Power of Culture Blog
Reflections of a state folklorist
Qianshen Bai is a demanding teacher. Leaning over his apprentice’s brush work, he points out tiny things, “This is the problem. Her problem here is that here, so far so good, and she move this way, see the brush toward this part? The stroke should keep in the same direction. You see? You need to use finger and wrist. . . This kind of work is an illusion. The trick is, where this stroke came from, because calligraphy is art of movement.”

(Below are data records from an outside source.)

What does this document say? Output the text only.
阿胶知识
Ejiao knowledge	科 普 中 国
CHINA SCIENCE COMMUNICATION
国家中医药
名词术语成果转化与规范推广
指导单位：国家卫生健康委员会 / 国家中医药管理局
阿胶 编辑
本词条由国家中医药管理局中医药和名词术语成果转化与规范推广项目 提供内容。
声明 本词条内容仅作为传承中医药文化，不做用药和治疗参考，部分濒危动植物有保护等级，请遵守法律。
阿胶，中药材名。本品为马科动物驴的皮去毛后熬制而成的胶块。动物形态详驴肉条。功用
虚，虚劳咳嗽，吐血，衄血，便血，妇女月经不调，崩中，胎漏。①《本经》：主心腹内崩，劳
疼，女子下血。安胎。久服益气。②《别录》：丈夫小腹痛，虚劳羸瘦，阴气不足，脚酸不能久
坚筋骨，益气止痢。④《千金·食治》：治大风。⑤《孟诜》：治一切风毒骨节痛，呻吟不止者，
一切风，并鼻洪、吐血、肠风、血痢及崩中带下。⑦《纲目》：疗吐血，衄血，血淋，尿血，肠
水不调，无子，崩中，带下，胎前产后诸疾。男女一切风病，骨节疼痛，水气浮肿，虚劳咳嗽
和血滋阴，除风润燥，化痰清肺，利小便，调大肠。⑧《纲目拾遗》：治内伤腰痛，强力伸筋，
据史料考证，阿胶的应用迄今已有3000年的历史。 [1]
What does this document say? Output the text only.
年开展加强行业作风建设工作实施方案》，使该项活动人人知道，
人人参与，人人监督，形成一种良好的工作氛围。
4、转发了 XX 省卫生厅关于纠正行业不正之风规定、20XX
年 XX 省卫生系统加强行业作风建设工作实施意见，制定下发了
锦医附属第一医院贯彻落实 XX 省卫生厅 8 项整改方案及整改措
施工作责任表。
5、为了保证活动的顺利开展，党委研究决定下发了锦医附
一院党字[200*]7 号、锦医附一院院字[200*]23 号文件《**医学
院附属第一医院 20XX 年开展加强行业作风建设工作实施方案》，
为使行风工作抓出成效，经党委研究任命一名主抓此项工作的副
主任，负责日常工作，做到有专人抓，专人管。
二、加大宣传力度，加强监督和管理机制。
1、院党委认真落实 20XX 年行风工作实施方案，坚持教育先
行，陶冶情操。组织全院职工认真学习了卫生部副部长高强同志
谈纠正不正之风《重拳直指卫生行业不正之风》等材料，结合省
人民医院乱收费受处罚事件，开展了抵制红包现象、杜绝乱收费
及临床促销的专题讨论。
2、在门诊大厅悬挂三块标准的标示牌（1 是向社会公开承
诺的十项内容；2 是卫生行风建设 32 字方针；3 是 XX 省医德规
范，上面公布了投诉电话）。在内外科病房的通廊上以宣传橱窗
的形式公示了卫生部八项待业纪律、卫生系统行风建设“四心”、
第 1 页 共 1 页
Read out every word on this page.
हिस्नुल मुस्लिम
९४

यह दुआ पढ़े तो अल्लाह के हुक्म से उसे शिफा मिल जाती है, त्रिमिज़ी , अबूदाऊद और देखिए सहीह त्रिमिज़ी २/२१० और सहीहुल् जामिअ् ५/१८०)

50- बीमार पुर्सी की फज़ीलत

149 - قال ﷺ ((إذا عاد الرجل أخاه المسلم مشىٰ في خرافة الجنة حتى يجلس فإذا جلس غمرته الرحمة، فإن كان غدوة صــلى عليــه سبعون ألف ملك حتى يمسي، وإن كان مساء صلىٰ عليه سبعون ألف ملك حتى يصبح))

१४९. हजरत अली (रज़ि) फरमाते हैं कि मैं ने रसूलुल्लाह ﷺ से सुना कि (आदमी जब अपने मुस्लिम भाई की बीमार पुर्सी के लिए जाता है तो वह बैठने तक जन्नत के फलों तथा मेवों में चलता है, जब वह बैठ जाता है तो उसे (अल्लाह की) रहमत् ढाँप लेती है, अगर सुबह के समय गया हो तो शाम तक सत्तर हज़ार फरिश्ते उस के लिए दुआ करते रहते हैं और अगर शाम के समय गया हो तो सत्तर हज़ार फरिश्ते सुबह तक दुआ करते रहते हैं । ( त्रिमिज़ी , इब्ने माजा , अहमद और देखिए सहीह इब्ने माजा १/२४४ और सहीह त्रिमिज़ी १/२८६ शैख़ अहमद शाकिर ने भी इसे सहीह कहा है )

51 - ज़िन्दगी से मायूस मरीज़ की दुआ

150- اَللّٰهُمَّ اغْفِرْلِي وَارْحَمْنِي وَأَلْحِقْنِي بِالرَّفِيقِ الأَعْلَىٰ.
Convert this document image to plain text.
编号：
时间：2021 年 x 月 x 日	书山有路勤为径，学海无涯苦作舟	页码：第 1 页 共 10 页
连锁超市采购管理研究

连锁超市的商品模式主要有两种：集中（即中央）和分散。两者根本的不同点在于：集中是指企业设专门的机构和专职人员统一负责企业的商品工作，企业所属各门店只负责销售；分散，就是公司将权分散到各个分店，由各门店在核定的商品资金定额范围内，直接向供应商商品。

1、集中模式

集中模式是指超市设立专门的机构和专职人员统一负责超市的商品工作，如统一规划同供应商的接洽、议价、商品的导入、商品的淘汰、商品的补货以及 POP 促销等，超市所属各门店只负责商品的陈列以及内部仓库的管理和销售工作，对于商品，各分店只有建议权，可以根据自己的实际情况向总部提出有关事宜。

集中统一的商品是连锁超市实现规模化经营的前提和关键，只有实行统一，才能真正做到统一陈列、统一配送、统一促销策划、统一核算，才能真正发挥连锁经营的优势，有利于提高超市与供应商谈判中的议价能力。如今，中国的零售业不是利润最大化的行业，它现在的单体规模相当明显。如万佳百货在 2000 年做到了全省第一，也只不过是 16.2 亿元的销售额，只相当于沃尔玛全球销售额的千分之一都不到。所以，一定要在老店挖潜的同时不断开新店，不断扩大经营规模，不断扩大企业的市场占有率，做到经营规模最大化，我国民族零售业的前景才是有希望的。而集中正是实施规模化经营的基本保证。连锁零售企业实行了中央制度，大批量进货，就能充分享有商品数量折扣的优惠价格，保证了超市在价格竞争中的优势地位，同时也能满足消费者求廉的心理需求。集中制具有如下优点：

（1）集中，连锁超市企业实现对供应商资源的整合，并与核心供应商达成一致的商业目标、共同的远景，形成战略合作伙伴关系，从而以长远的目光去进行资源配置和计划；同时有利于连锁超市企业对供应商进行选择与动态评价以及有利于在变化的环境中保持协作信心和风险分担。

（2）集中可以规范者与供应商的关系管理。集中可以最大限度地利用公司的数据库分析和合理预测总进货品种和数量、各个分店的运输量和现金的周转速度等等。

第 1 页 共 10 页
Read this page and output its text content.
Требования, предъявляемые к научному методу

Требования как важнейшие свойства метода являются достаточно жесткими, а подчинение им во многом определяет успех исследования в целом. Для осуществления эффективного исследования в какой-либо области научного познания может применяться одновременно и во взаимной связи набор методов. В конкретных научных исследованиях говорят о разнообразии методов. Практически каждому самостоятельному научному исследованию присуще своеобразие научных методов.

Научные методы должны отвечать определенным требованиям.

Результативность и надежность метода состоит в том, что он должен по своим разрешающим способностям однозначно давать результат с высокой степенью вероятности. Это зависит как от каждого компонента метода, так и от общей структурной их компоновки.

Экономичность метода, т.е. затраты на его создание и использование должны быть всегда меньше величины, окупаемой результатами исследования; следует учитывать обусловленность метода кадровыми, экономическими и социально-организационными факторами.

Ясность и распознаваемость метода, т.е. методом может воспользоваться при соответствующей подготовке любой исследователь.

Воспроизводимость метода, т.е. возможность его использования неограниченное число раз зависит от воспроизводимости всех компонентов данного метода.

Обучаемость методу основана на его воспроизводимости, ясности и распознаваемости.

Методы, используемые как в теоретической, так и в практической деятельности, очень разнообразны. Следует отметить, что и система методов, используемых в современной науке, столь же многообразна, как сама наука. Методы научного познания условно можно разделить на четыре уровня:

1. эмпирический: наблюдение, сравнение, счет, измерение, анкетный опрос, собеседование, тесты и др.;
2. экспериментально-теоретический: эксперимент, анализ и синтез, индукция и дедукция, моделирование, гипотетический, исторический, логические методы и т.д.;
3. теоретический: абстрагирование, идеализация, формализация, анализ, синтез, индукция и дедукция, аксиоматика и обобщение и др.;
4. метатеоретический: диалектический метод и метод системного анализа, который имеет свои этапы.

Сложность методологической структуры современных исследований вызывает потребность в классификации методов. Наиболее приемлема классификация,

Although there are still quite a few people who practice calligraphy for leisure, very few take the time to study, in depth, the history and various aspects of the art of writing calligraphy. Mei Hung, Executive Director of Chinese Culture Connection, is one of those people. In September 2013, Qianshen Bai and Mei Hung were awarded a Traditional Arts Apprenticeship by Mass Cultural Council.
In addition to learning the subtleties of the techniques in writing balanced and artistic calligraphy, Mei Hung learned to appreciate a piece of good work with a critical eye. During their 8-month apprenticeship, Mei was introduced to writing couplets, horizontal banners, and, in a smaller font, on fan shaped calligraphy. In addition to learning how to compose the writing in various styles, she completed the composition with date and signature, and the proper way to apply the seal.
For Mei Hung, having had such a direct experience with mentor calligrapher Qiashen Bai has been a privilege. “Now I understand that the art of writing calligraphy can be related to playing music, practicing Tai Ji . . .To do it well is a total harmonious relationship among one’s intent, the brush, the ink and the paper. Professor Bai described it this way: the “brush dances and the ink sings.”
“This apprenticeship enhanced my knowledge of the art and improved my writing skills, but most importantly, it made me feel humble. It is truly an art that requires a lifelong practice.” Perhaps, most importantly, Mei mastered a method of how to learn calligraphy by herself in the future.